The former WorldCom chief executive, Bernard Ebbers, arrives at federal court in New York for his fraud trial. Photograph: Chris Hondros/Getty Images

In his book Bonfire of the Vanities, Tom Wolfe coined the phrase Masters of the Universe to describe Wall Street's movers and shakers in the 1980s.

The phrase would have certainly applied to Bernard Ebbers, the man who pieced together a telecommunications empire from myriad mergers in the early 1990s.

In the telecoms and internet boom of that decade, WorldCom and Ebbers were the toast of Wall Street. WorldCom was a behemoth that employed 80,000 people and Ebbers was worth $1.4bn (£917m), according to Forbes magazine, when WorldCom stood at its zenith.

All that seems a long time ago now.
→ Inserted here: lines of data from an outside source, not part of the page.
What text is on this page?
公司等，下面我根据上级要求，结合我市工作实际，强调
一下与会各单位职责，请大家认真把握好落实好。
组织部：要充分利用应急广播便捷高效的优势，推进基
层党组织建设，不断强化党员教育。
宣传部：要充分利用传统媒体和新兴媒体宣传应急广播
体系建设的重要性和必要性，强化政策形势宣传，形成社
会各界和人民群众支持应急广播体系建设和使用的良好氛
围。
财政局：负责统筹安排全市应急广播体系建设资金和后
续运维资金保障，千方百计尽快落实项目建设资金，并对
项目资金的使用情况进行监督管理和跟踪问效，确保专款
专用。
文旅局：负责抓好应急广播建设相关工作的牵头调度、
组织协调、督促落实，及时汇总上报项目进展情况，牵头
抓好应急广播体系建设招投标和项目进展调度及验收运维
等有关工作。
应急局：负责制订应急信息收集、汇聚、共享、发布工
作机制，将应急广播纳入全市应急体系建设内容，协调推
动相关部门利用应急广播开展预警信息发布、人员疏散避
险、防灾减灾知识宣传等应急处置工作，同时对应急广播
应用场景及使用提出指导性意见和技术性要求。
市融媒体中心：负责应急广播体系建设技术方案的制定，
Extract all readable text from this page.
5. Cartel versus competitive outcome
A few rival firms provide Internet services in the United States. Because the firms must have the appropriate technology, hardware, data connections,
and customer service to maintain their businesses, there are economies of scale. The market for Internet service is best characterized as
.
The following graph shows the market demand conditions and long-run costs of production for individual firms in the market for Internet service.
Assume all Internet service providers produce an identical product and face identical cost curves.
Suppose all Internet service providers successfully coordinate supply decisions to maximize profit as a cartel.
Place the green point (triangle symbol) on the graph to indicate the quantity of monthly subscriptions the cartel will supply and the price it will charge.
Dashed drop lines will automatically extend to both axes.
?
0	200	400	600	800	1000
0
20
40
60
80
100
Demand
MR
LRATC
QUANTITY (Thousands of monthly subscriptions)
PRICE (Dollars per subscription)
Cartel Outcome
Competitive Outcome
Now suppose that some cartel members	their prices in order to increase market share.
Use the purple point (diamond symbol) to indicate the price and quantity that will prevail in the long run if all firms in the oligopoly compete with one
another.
A New York jury yesterday found Ebbers guilty of leading an $11bn accounting fraud that pushed his company into the largest bankruptcy in US history. Due to be sentenced in June, he faces a maximum 85 years in prison.

It was a stunningly decisive verdict, especially as defence teams in complex fraud cases have plenty of scope to obfuscate jurors. But the jury clearly did not buy the main thrust of the defence - that Ebbers did not know what was going on. For many, the Ebbers saga will symbolise the moment when the Masters of the Universe got their comeuppance. The verdict also bodes ill for other senior executives, including Kenneth Lay of Enron and Dennis Kozlowski of Tyco, who are facing their own court trials.

The WorldCom and Enron sagas are also a reminder that excesses inevitably follow a boom. The bull market of the 1980s threw up its own Masters of the Universe, larger than life wheelers and dealers such as Michael Milken, invariably described as the junk bond king, who ended up in jail for securities fraud, and Ivan Boesky, who also saw jail time for insider trading. Now it's the turn of Ebbers.